Certa tarde a menina parou à sombra da árvore que cantava. O ar tremeu quando uma orquestra de cigarras começou o seu concerto, tão alto e tão forte que a menina não conseguia ouvir a própria voz. Ficou ali escutando, vibrando junto, e descobriu que a música cigarra tinha sons de castanholas e de violinos. Tanta cantoria deixava a menina tonta.
Por semanas a menina acordou e adormeceu com o canto das cigarras. Os bichinhos – ou bichões – cantavam e cantavam e cantavam até rebentar. A menina sabia disso porque o pai encontrara uma casca seca de cigarra e mostrara para ela:
- Esta já arrebentou. A cigarra cresce, ‘muda de roupa’ e deixa a casca velha abandonada no tronco.
A menina guardou a casca vazia em uma caixa e levou para a escola, para mostrar para as colegas.
O verão passava, as cigarras cantavam e a menina ficava horas a escutar, a procurar pelas cantoras. Até que um dia...

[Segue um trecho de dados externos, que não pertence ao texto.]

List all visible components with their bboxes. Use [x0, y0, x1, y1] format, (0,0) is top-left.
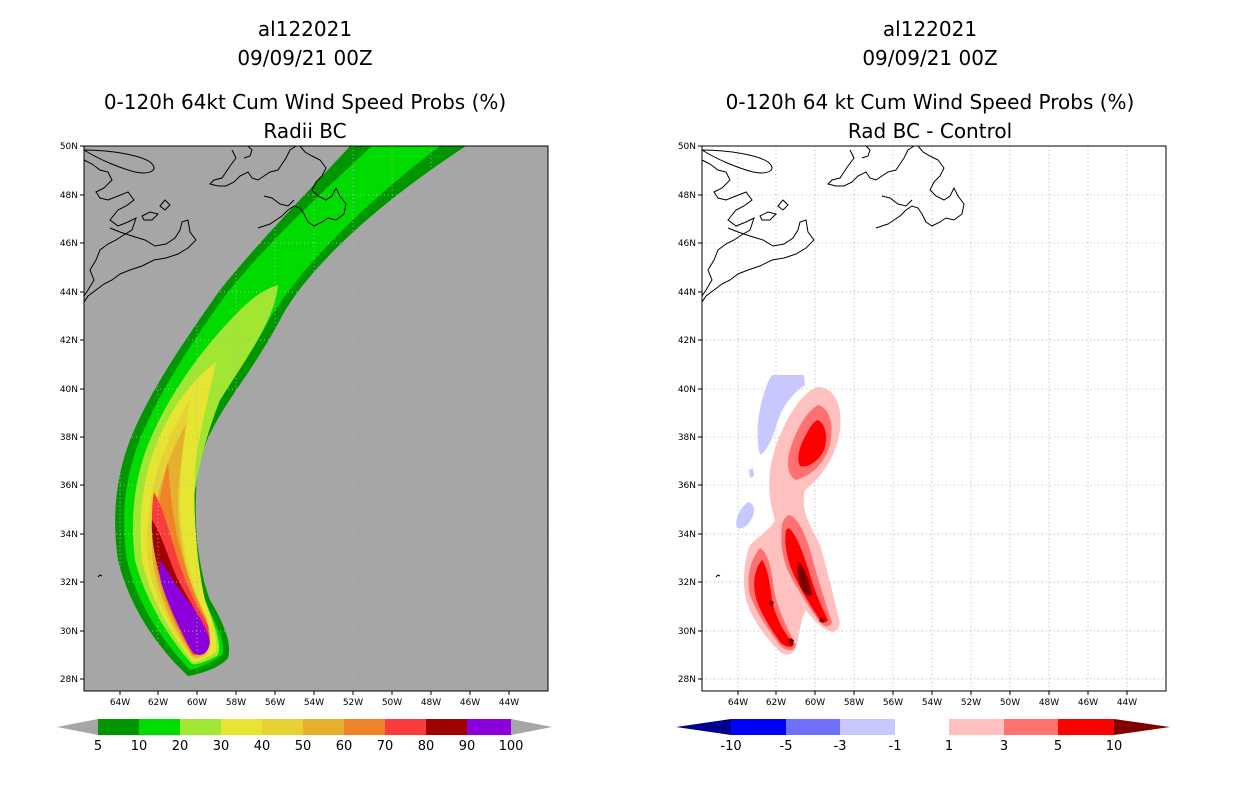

A menina escutou um som estranho. Demorou para entender que era o silêncio. As árvores estavam mudas. Acabara a época das cigarras.
A menina suspirou:
- Vou ficar esperando pelo verão até ouvir a primeira cigarra cantar. Vou sentir falta da minha árvore que cantava.
E o tempo foi passando.
Até que, em um outro dia, a menina e a prima estavam justamente passando pela árvore da chuvinha de ouro, procurando por sementinhas no chão para chutar. Era divertido. As sementes pulavam e rolavam dando estalinhos. De repente....
Criiiii criiiiii criiiiii......
- Olhe, prima, ouça, a árvore está cantando de novo! – e a menina piscou para a prima, pois ambas sabiam que era apenas um grilo.
A árvore era o palco da bicharada cantora. A menina, porém, sempre podia ‘fazer de conta’.
Faz de conta que, era uma vez, uma árvore que cantava.